Des Öfteren ein schlechtes Gewissen plagt Julia, 16, aus Vorarlberg: "Immer wenn ich mal eine längere Pause mache, habe ich das Gefühl, dass ich eigentlich etwas lernen müsste." Was ihr fehlt, ist ein Rückzugsort: "Aus Platzgründen muss ich im Wohnzimmer lernen. Zudem ist wegen des Lockdowns immer jemand zu Hause." Aber sie kann der derzeitigen Situation auch etwas Positives abgewinnen: "Wir alle müssen lernen, mit der Technik umzugehen - ich hoffe, das bleibt auch nach Corona."

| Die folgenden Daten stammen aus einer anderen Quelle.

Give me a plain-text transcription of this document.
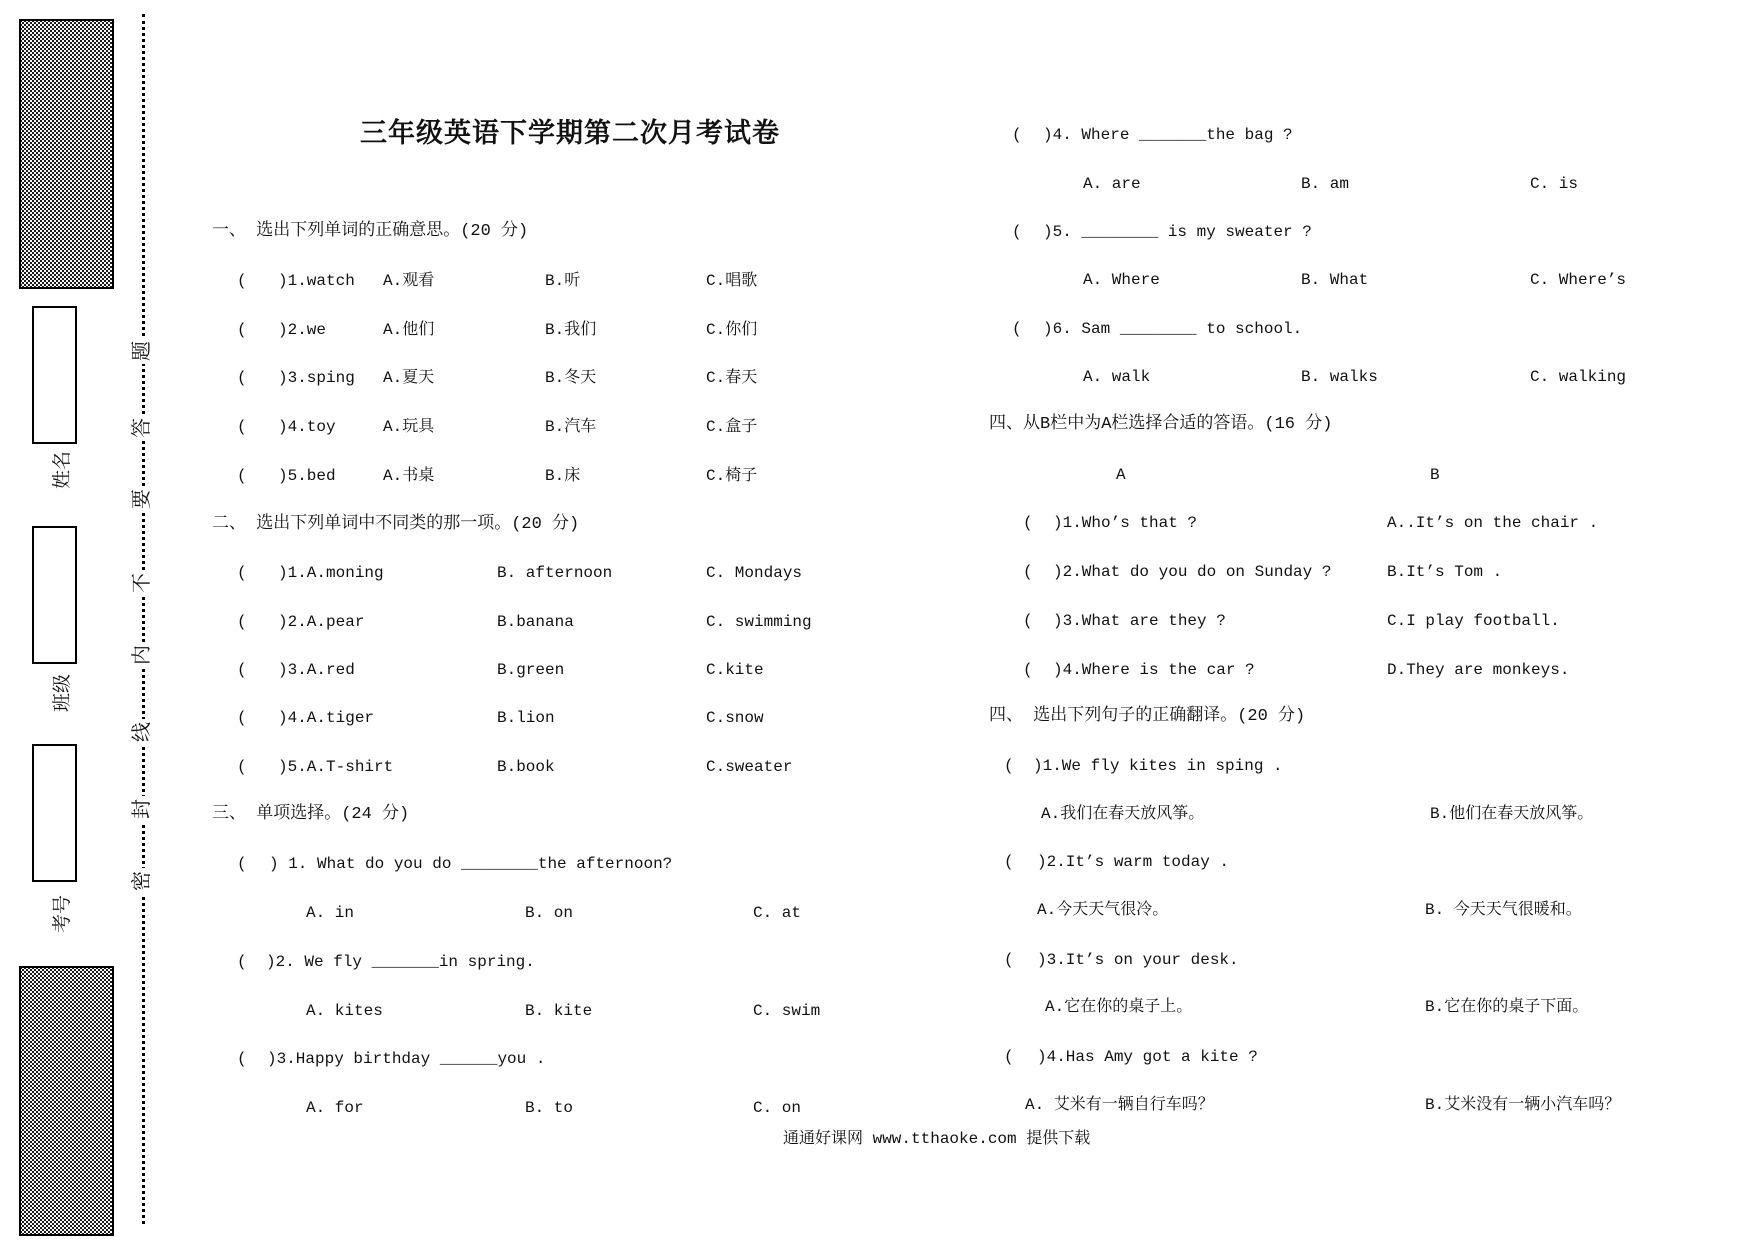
姓名
班级
考号
题
答
要
不
内
线
封
密
三年级英语下学期第二次月考试卷
一、 选出下列单词的正确意思。(20 分)
( )1.watch A.观看	B.听	C.唱歌
( )2.we	A.他们	B.我们	C.你们
( )3.sping A.夏天	B.冬天	C.春天
( )4.toy	A.玩具	B.汽车	C.盒子
( )5.bed	A.书桌	B.床	C.椅子
二、 选出下列单词中不同类的那一项。(20 分)
( )1.A.moning	B. afternoon	C. Mondays
( )2.A.pear	B.banana	C. swimming
( )3.A.red	B.green	C.kite
( )4.A.tiger	B.lion	C.snow
( )5.A.T-shirt	B.book	C.sweater
三、 单项选择。(24 分)
( ) 1. What do you do ________the afternoon?
A. in	B. on	C. at
( )2. We fly _______in spring.
A. kites	B. kite	C. swim
( )3.Happy birthday ______you .
A. for	B. to	C. on
( )4. Where _______the bag ?
A. are	B. am	C. is
( )5. ________ is my sweater ?
A. Where	B. What	C. Where’s
( )6. Sam ________ to school.
A. walk	B. walks	C. walking
四、从B栏中为A栏选择合适的答语。(16 分)
A	B
( )1.Who’s that ?	A..It’s on the chair .
( )2.What do you do on Sunday ?	B.It’s Tom .
( )3.What are they ?	C.I play football.
( )4.Where is the car ?	D.They are monkeys.
四、 选出下列句子的正确翻译。(20 分)
( )1.We fly kites in sping .
A.我们在春天放风筝。	B.他们在春天放风筝。
( )2.It’s warm today .
A.今天天气很冷。	B. 今天天气很暖和。
( )3.It’s on your desk.
A.它在你的桌子上。	B.它在你的桌子下面。
( )4.Has Amy got a kite ?
A. 艾米有一辆自行车吗？	B.艾米没有一辆小汽车吗？
通通好课网 www.tthaoke.com 提供下载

Für Johanna, 16, aus Wien legt die Krise offen, wo die Probleme im Schulsystem liegen. "Man merkt, wie viel Schülerinnen und Schüler Kontakt zur Schule verloren haben." Sie wünscht sich zudem Verständnis für die Situation von jungen Menschen:  "Das Ganze wird wohl ein Jahr oder länger dauern. Für uns ist das ein viel längerer Zeitraum als für ältere Menschen, die gerade im Beruf stehen. Zudem sollten wir ja für unsere Zukunft planen, was natürlich derzeit nicht so einfach ist." Zudem bemängelt sie, dass junge Menschen in der Krise viel zu wenig einbezogen wurden.

Großen Respekt zollt der 13-jährige Joel aus Wien den Lehrerinnen und Lehrern:  "Die haben jetzt noch mehr zu arbeiten. Das sollte mehr honoriert werden."